Running from Kabul to Kandahar, NH0101 is the name of a very challenging drive located in the heart of Afghanistan. It was nicknamed the Highway to Hell.

Highway to Hell

What’s the Highway to Hell?

Part of Highway 1 (or A01), locally known as the Ring Road, the road is 485km (301 miles) long. It’s totally paved and runs through five provinces: Kabul, Wardak, Ghazni, Zabul, and Kandahar. It links Afghanistan's largest cities: Kabul (the capital of the country in the Kabul Province) and Kandahar (the capital of Kandahar Province).

Is NH0101 road from Kabul to Kandahar dangerous?

This highway is a vital artery of the country's road network. Rebuilt after 2001 with American and Japanese funding and opened to traffic in December 2003, the road is totally paved but its conditions are awful, with potholes, ruts, destroyed bridges, and visible symbols of two decades of war, corruption, and neglect. This road is extremely dangerous due to Taliban and insurgent attacks and ambushes, roadside bombs, extreme weather conditions, and local militias acting as ‘traffic police’. Keep in mind that Taliban fighters, whose attacks burnished this road’s reputation as “The Highway of Death,” are again Afghanistan’s rulers. The narrow, winding road climbs 600 meters through the Kabul gorge; however, the brutal landscape and poor infrastructure are only part of the problem. The road snakes deep through Taliban territory, and the threat of insurgency is what makes Highway 1 so dangerous.
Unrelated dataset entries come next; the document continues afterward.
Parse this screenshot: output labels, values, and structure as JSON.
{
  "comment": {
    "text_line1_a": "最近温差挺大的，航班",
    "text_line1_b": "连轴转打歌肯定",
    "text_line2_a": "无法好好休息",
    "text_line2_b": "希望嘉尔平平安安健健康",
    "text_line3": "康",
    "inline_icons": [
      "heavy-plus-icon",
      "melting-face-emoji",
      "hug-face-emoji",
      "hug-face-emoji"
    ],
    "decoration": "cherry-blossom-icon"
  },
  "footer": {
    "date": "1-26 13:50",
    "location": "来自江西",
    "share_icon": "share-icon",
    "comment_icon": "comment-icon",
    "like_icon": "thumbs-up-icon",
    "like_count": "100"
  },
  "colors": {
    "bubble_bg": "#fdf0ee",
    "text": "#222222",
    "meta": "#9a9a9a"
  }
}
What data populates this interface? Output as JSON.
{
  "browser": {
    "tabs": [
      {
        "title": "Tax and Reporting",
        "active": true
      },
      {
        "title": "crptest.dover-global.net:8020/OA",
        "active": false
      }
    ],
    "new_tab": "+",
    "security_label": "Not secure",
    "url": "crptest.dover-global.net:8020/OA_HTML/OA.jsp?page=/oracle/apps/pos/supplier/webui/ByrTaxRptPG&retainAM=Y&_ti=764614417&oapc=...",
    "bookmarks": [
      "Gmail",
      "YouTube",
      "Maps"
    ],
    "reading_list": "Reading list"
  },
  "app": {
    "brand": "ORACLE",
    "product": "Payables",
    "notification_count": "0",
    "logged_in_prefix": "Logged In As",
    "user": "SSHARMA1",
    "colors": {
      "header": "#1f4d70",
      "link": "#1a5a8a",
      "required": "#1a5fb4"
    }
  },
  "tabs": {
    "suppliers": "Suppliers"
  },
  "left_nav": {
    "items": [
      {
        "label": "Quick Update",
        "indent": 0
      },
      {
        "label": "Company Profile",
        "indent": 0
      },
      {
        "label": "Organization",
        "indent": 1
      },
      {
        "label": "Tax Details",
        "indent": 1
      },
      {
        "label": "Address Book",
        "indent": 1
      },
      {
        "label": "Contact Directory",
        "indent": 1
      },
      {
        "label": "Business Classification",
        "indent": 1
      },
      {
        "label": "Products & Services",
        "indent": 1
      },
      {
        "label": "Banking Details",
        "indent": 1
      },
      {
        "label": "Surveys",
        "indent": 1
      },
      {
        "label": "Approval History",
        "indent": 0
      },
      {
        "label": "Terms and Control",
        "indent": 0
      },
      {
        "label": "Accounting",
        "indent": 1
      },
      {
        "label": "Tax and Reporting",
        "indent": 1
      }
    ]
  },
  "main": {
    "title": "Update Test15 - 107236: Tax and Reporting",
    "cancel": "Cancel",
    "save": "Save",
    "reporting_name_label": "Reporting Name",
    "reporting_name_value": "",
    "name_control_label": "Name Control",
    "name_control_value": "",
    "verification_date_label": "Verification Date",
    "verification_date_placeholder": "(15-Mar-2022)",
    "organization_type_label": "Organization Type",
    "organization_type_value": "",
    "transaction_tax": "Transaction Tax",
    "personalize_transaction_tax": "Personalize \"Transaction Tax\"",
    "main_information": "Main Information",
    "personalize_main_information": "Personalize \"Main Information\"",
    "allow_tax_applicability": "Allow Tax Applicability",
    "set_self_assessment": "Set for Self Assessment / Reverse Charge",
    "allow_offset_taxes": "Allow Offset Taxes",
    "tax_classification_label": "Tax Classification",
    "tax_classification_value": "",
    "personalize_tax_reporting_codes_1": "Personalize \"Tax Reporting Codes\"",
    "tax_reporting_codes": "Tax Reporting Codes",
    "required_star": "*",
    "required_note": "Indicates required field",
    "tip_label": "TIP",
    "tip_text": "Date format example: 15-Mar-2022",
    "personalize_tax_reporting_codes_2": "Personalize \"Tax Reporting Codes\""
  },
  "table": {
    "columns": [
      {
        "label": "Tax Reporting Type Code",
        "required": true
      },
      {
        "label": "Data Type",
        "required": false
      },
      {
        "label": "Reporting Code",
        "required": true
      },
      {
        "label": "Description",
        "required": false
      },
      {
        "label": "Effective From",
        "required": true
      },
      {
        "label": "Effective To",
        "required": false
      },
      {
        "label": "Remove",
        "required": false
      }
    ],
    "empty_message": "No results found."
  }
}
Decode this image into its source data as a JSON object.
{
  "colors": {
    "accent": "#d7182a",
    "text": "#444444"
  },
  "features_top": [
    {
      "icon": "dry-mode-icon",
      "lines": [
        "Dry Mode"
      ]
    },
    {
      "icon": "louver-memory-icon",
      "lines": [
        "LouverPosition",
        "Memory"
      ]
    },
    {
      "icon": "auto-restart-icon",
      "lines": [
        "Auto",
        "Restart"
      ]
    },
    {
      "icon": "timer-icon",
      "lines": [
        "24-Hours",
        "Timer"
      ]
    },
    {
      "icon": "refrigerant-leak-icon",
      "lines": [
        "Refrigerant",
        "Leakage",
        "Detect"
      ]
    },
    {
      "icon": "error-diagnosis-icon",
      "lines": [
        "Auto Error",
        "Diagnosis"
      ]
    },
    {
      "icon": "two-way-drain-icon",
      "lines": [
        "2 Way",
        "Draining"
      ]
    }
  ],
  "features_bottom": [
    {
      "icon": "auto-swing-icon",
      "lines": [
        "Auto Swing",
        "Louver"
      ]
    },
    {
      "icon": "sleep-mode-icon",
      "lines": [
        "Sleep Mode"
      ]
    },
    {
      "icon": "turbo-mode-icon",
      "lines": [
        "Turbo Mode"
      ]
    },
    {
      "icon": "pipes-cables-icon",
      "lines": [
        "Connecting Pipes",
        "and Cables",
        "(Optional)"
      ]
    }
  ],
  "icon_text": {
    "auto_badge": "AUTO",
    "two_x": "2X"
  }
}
Can I drive the Highway to Hell?

Traveling through the area is not recommended. If you do choose this route, please check up-to-date information due to the security situation. Obviously, you would have to really (!) check what is going on now. You might want to contact your embassy in Kabul as they have the best info about terrorist attacks, ongoing armed conflict, the risk of kidnapping, and the high crime rate.